In the end, I have to like the name. It’s a personal thing. I chose Heath in Warrior Pledge simply because I like the name. A had more difficulty naming Checa. I wanted something very different and mysterious. Checa actually has Filipino origins but there’s no meaning for it that I could find. It’s perfect for the troubled and mysterious Checa.
- Tell us about how you do your world-building.
Every world has to have certain characteristics if it’s going to support humanoid life. There needs to be a breathable atmosphere and fresh water to start. There’s also going to be land and, therefore, probably mountains and valleys. I don’t do much more than that before I begin writing a scene. As I write and my characters interact with the world around them, I build pieces. After a while, usually about Chapter Four, I realise I don’t know enough about the world and do some research.
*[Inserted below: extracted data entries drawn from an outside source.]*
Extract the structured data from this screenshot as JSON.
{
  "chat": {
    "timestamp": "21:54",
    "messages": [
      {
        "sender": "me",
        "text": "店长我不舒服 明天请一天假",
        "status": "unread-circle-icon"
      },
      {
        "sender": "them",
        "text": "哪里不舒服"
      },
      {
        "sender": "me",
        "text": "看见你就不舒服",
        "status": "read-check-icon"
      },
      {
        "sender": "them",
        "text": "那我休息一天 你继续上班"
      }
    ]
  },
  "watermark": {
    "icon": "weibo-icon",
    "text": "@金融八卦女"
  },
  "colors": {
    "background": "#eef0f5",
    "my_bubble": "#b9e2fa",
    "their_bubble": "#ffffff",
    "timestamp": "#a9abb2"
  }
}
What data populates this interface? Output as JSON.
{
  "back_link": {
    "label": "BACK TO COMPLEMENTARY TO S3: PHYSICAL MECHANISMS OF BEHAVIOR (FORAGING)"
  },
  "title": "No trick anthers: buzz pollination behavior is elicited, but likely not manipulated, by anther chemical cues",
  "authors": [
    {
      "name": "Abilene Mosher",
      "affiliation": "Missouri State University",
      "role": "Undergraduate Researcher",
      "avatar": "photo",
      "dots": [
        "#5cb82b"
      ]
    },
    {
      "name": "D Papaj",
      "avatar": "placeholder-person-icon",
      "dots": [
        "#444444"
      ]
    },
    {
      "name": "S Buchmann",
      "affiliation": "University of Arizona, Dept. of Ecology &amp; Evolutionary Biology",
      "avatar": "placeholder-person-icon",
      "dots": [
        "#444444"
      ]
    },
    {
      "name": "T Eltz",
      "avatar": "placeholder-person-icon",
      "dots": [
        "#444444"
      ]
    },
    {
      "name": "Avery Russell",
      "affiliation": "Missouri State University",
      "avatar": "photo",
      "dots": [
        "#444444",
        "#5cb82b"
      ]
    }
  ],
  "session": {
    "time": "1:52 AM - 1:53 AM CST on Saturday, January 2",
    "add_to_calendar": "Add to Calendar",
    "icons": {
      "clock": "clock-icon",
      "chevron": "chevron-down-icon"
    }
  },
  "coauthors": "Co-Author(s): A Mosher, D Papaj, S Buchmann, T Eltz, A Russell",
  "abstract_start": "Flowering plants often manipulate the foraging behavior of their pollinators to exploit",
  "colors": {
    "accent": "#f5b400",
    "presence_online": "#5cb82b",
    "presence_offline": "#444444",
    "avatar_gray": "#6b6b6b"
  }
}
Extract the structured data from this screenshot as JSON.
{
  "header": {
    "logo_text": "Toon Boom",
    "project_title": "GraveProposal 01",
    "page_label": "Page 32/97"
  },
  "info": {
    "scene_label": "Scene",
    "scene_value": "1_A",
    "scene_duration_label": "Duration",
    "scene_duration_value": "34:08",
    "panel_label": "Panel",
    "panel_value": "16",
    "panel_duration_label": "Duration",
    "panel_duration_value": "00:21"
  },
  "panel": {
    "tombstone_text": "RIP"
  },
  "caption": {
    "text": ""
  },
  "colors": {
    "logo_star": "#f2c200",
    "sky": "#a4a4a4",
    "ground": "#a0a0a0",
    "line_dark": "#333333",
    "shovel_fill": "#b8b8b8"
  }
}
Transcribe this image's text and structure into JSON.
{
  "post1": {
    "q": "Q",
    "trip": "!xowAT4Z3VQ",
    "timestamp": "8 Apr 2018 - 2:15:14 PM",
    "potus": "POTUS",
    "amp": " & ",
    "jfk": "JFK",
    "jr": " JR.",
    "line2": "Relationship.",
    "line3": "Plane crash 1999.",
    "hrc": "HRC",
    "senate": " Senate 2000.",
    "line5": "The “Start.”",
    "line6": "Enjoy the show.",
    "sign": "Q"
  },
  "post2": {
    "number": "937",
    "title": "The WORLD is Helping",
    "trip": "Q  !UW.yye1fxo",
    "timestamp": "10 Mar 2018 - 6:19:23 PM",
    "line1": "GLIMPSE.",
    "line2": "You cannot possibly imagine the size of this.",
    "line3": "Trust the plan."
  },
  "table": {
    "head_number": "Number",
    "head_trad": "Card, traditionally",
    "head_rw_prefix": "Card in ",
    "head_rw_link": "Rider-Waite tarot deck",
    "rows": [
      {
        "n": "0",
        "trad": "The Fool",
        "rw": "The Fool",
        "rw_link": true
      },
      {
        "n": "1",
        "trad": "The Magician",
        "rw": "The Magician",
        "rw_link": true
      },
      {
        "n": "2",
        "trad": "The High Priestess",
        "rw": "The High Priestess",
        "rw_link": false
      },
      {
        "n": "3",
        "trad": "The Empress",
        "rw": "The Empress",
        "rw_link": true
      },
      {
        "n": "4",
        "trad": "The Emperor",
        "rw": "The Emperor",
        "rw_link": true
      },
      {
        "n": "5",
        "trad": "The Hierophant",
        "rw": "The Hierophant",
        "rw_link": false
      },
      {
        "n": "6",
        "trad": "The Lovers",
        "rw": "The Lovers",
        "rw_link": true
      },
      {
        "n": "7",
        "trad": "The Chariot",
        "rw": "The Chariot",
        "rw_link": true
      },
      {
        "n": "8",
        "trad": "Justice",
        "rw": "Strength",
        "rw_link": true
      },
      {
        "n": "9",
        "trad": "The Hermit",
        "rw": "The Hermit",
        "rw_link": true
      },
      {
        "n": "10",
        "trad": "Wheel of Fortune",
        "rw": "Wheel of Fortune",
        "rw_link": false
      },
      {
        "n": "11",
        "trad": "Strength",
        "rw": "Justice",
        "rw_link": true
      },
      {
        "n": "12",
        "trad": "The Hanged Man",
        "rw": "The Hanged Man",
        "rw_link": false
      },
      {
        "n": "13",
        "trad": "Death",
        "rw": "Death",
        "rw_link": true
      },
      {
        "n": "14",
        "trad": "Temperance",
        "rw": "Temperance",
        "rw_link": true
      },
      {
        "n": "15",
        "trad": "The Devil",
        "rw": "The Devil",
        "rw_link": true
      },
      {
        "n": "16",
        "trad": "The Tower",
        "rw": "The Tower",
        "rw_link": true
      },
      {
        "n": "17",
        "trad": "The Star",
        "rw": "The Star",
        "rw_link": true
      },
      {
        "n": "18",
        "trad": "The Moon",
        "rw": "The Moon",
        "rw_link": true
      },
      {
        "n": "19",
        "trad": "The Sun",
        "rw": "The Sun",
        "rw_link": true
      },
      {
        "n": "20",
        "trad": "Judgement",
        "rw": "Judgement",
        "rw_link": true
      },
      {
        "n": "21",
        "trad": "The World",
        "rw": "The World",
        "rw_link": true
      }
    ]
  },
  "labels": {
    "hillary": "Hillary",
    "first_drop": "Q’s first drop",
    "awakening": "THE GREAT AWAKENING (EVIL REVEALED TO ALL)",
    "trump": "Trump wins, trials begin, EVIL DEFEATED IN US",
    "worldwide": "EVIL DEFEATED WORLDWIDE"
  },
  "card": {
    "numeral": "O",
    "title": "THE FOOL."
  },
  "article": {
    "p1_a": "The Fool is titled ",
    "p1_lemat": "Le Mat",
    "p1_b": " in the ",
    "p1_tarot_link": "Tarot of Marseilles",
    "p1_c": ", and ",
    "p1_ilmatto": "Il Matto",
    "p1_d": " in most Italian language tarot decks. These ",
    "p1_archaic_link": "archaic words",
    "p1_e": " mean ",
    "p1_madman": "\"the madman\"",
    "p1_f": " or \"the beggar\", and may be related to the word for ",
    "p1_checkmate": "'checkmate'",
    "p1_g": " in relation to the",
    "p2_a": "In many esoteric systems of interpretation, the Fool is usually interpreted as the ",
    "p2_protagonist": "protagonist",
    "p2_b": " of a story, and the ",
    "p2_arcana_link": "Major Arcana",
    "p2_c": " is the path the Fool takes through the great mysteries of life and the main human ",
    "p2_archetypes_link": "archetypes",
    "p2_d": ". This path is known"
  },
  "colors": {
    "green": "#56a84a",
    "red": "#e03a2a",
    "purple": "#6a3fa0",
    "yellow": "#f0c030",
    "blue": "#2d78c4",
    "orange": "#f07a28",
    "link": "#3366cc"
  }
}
I draw maps, write screeds of notes on the landscape, vegetation, native and introduced animals, birds and insects. If they’re near the water, I’ll populate the rivers and lakes as well. Generally, I keep the landscape identifiable for the readers and comfortable for me to write with. There are at least a couple of strange animals/beings to keep things interesting, a few strange foods and some different swear words.
Swear words are actually one of the most difficult things to create. Most swear words are based around religion, sex or bodily functions. If I want something different yet still identifiable, I have to create a new religion or names for body parts that are still somewhat recognizable.
- What directions/topics/issues would you like to see SFF authors take on?
I’ve been seeing a lot of dystopian SF lately. I know it’s a response to perceived problems in society and it’s inevitable, but I’d like to see a different take on it.
Think about steampunk. It’s written around the premise that all the failed experiments of the 19th Century were actually successful and what society would have become after that. Transfer that to world power. I’d really like to see a country that no one would think of as a world super-power to actually be the ruling country, or the country from which the rulers have come. I want to see a world where the small person has triumphed, not more of the big ones getting bigger.
As far as Fantasy is concerned, you can’t go wrong with dragons, faeries and shapeshifters. Combine those, mix them up. That’s actually what I’m doing with the next book I’m writing—the sequel to Warrior Pledge. A different take on magic would also be interesting. I’m a teacher as well, so I always think about how people learn and what things have to be learned first in order for something else to be learned. Apply that to magic, structure it—and then tear that structure down.
- Describe the difference, as you see it, between science fiction and fantasy. Similarities?
I mentioned some differences before. Science Fiction is forward thinking (Steampunk is about an alternative future); Fantasy is based in history. Another major difference is that Science Fiction has to have a basis in science. It has to be scientifically possible (not necessarily probable). Fantasy doesn’t have to be probable or possible, just plausible within the parameters of the story.
In both there has to be an element of believability so the reader doesn’t toss the book (or ereader) at the wall in frustration or contempt. I try to avoid that happening with my books. History will tell how successful I’ve been.